By Joe Santos - Updated Date: 7/6/2012
Cars seem to be downsizing in the name of price, fuel efficiency, and perhaps, novelty. But while cars like the Scion iQ and the Smart Fortwo may be undersized afterthoughts for many car shoppers in the market for a small car, a real 5-seater like the 2013 Chevrolet Spark could be on the radars of anyone looking for an inexpensive sub-compact that can comfortably fit more than 2 people. The Spark's tiny 1.2-liter engine, eye-catching aesthetics and low price make it a gem in the new-car market, but what also makes this micro-cruiser stand out is that it's available with high-tech features that ride along with the ever-growing wave of technology.
In addition to stylish looks, the all-new Chevy Spark has a very attractive starting price and a surprising amount of storage capacity. City-dwellers will like the Spark's ability to fit into the smallest of parking spaces.You May Not Like This Car If...

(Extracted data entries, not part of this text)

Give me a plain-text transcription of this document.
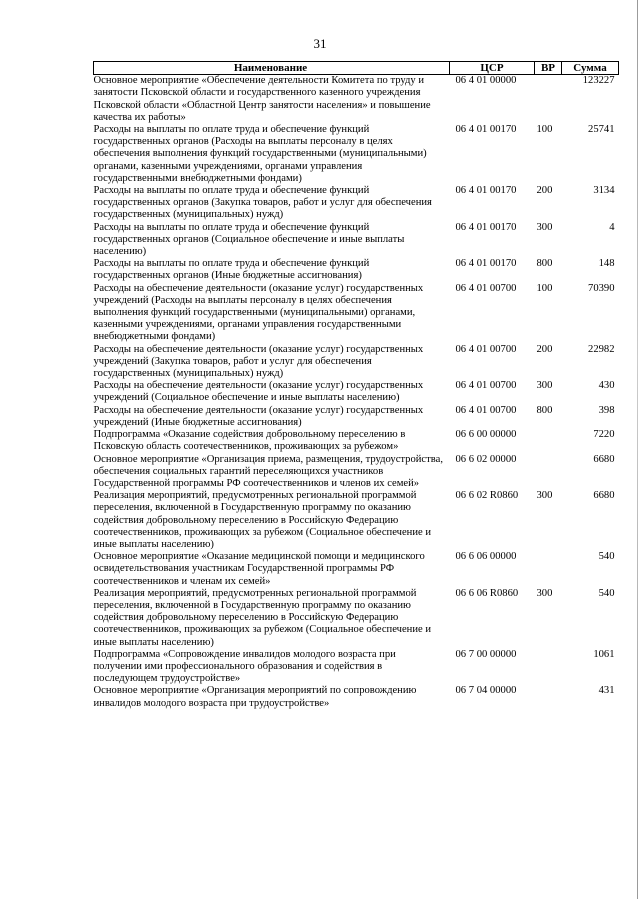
31
Наименование	ЦСР	ВР	Сумма
Основное мероприятие «Обеспечение деятельности Комитета по труду и занятости Псковской области и государственного казенного учреждения Псковской области «Областной Центр занятости населения» и повышение качества их работы»	06 4 01 00000		123227
Расходы на выплаты по оплате труда и обеспечение функций государственных органов (Расходы на выплаты персоналу в целях обеспечения выполнения функций государственными (муниципальными) органами, казенными учреждениями, органами управления государственными внебюджетными фондами)	06 4 01 00170	100	25741
Расходы на выплаты по оплате труда и обеспечение функций государственных органов (Закупка товаров, работ и услуг для обеспечения государственных (муниципальных) нужд)	06 4 01 00170	200	3134
Расходы на выплаты по оплате труда и обеспечение функций государственных органов (Социальное обеспечение и иные выплаты населению)	06 4 01 00170	300	4
Расходы на выплаты по оплате труда и обеспечение функций государственных органов (Иные бюджетные ассигнования)	06 4 01 00170	800	148
Расходы на обеспечение деятельности (оказание услуг) государственных учреждений (Расходы на выплаты персоналу в целях обеспечения выполнения функций государственными (муниципальными) органами, казенными учреждениями, органами управления государственными внебюджетными фондами)	06 4 01 00700	100	70390
Расходы на обеспечение деятельности (оказание услуг) государственных учреждений (Закупка товаров, работ и услуг для обеспечения государственных (муниципальных) нужд)	06 4 01 00700	200	22982
Расходы на обеспечение деятельности (оказание услуг) государственных учреждений (Социальное обеспечение и иные выплаты населению)	06 4 01 00700	300	430
Расходы на обеспечение деятельности (оказание услуг) государственных учреждений (Иные бюджетные ассигнования)	06 4 01 00700	800	398
Подпрограмма «Оказание содействия добровольному переселению в Псковскую область соотечественников, проживающих за рубежом»	06 6 00 00000		7220
Основное мероприятие «Организация приема, размещения, трудоустройства, обеспечения социальных гарантий переселяющихся участников Государственной программы РФ соотечественников и членов их семей»	06 6 02 00000		6680
Реализация мероприятий, предусмотренных региональной программой переселения, включенной в Государственную программу по оказанию содействия добровольному переселению в Российскую Федерацию соотечественников, проживающих за рубежом (Социальное обеспечение и иные выплаты населению)	06 6 02 R0860	300	6680
Основное мероприятие «Оказание медицинской помощи и медицинского освидетельствования участникам Государственной программы РФ соотечественников и членам их семей»	06 6 06 00000		540
Реализация мероприятий, предусмотренных региональной программой переселения, включенной в Государственную программу по оказанию содействия добровольному переселению в Российскую Федерацию соотечественников, проживающих за рубежом (Социальное обеспечение и иные выплаты населению)	06 6 06 R0860	300	540
Подпрограмма «Сопровождение инвалидов молодого возраста при получении ими профессионального образования и содействия в последующем трудоустройстве»	06 7 00 00000		1061
Основное мероприятие «Организация мероприятий по сопровождению инвалидов молодого возраста при трудоустройстве»	06 7 04 00000		431
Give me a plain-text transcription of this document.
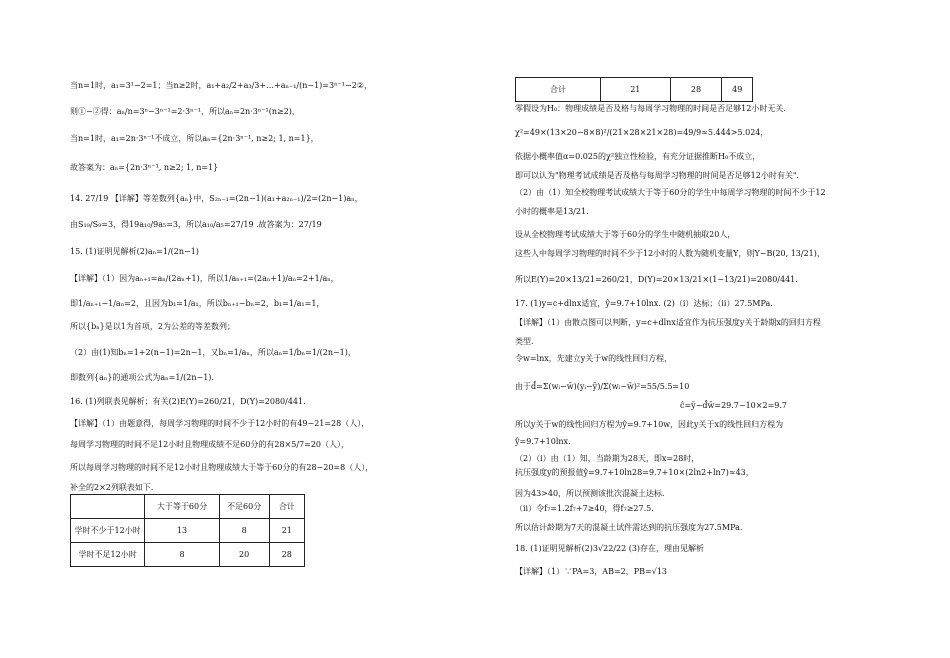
当n=1时，a₁=3¹−2=1；当n≥2时，a₁+a₂/2+a₃/3+…+aₙ₋₁/(n−1)=3ⁿ⁻¹−2②，
则①−②得：aₙ/n=3ⁿ−3ⁿ⁻¹=2·3ⁿ⁻¹，所以aₙ=2n·3ⁿ⁻¹(n≥2)，
当n=1时，a₁=2n·3ⁿ⁻¹不成立，所以aₙ={2n·3ⁿ⁻¹, n≥2; 1, n=1}，
故答案为：aₙ={2n·3ⁿ⁻¹, n≥2; 1, n=1}
14. 27/19 【详解】等差数列{aₙ}中，S₂ₙ₋₁=(2n−1)(a₁+a₂ₙ₋₁)/2=(2n−1)aₙ，
由S₁₉/S₉=3，得19a₁₀/9a₅=3，所以a₁₀/a₅=27/19 .故答案为：27/19
15. (1)证明见解析(2)aₙ=1/(2n−1)
【详解】（1）因为aₙ₊₁=aₙ/(2aₙ+1)，所以1/aₙ₊₁=(2aₙ+1)/aₙ=2+1/aₙ，
即1/aₙ₊₁−1/aₙ=2，且因为b₁=1/a₁，所以bₙ₊₁−bₙ=2，b₁=1/a₁=1，
所以{bₙ}是以1为首项，2为公差的等差数列；
（2）由(1)知bₙ=1+2(n−1)=2n−1，又bₙ=1/aₙ，所以aₙ=1/bₙ=1/(2n−1)，
即数列{aₙ}的通项公式为aₙ=1/(2n−1).
16. (1)列联表见解析；有关(2)E(Y)=260/21，D(Y)=2080/441.
【详解】（1）由题意得，每周学习物理的时间不少于12小时的有49−21=28（人），
每周学习物理的时间不足12小时且物理成绩不足60分的有28×5/7=20（人），
所以每周学习物理的时间不足12小时且物理成绩大于等于60分的有28−20=8（人），
补全的2×2列联表如下.
	大于等于60分	不足60分	合计
学时不少于12小时	13	8	21
学时不足12小时	8	20	28
合计	21	28	49
零假设为H₀：物理成绩是否及格与每周学习物理的时间是否足够12小时无关.
χ²=49×(13×20−8×8)²/(21×28×21×28)=49/9≈5.444>5.024，
依据小概率值α=0.025的χ²独立性检验，有充分证据推断H₀不成立，
即可以认为"物理考试成绩是否及格与每周学习物理的时间是否足够12小时有关".
（2）由（1）知全校物理考试成绩大于等于60分的学生中每周学习物理的时间不少于12
小时的概率是13/21.
设从全校物理考试成绩大于等于60分的学生中随机抽取20人，
这些人中每周学习物理的时间不少于12小时的人数为随机变量Y，则Y~B(20, 13/21)，
所以E(Y)=20×13/21=260/21，D(Y)=20×13/21×(1−13/21)=2080/441.
17. (1)y=c+dlnx适宜，ŷ=9.7+10lnx. (2)（i）达标；（ii）27.5MPa.
【详解】（1）由散点图可以判断，y=c+dlnx适宜作为抗压强度y关于龄期x的回归方程
类型.
令w=lnx，先建立y关于w的线性回归方程，
由于d̂=Σ(wᵢ−w̄)(yᵢ−ȳ)/Σ(wᵢ−w̄)²=55/5.5=10
ĉ=ȳ−d̂w̄=29.7−10×2=9.7
所以y关于w的线性回归方程为ŷ=9.7+10w，因此y关于x的线性回归方程为
ŷ=9.7+10lnx.
（2）（i）由（1）知，当龄期为28天，即x=28时，
抗压强度y的预报值ŷ=9.7+10ln28=9.7+10×(2ln2+ln7)≈43，
因为43>40，所以预测该批次混凝土达标.
（ii）令f₇=1.2f₇+7≥40，得f₇≥27.5.
所以估计龄期为7天的混凝土试件需达到的抗压强度为27.5MPa.
18. (1)证明见解析(2)3√22/22 (3)存在，理由见解析
【详解】（1）∵PA=3，AB=2，PB=√13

Tiny cars can get jittery at higher speeds. If your commute involves a significant amount of freeway driving, you might want to step up to a slightly larger vehicle like the Ford Fiesta, Kia Rio 5-door or Chevy Sonic, which are all more high-speed stable than the Spark.What's New for 2013
The 2013 Chevy Spark is the latest entry into the A-segment market of micro-compacts. Although it's new to the U.S. market, Chevy has actually been building the Spark in South Korea for the Asian and European markets over the past few years. America's rising gas prices have made this model more relevant. That being said, the Spark's miniscule size, edgy styling and smart packaging are what really make it stand out.Driving It Driving Impressions
On the road, the Spark drives like a glorified motorcycle: It's quick and nimble, but also loud and buzzy. The 1.2-liter engine adequately moves the sub-2,300-pound car through and around traffic and although 83 horsepower doesn't seem like a lot, it's enough to adequately power the car up steep hills. As far as handling, the micro-car is tossable, but body roll is present thanks to the headroom-creating high roofline. We also detected a lot of wind and road noise in the cabin, but still found it easy to carry on conversations with other passengers. The Spark has a very short wheelbase, so don't expect comfortable highway cruising. If the bulk of your commute is done on busy inner-city streets where tight parking spaces and traffic merges are prevalent, however, then the Spark's diminutive size will outweigh its jumpy ride.
We like the Chevy MyLink with its 7-inch touch screen, Sirius satellite radio, Bluetooth streaming audio and telephone with voice recognition. But what we like even more is that the system doesn't have a CD player but instead seamlessly connects to the owner's smartphone for personalized integration.
MOTORCYCLE-INSPIRED INSTRUMENT PANEL
Complementing the Spark's futuristic design is the motorcycle-inspired instrument panel that displays a digital tachometer and trip odometer as well as a large, blue-illuminated analog speedometer.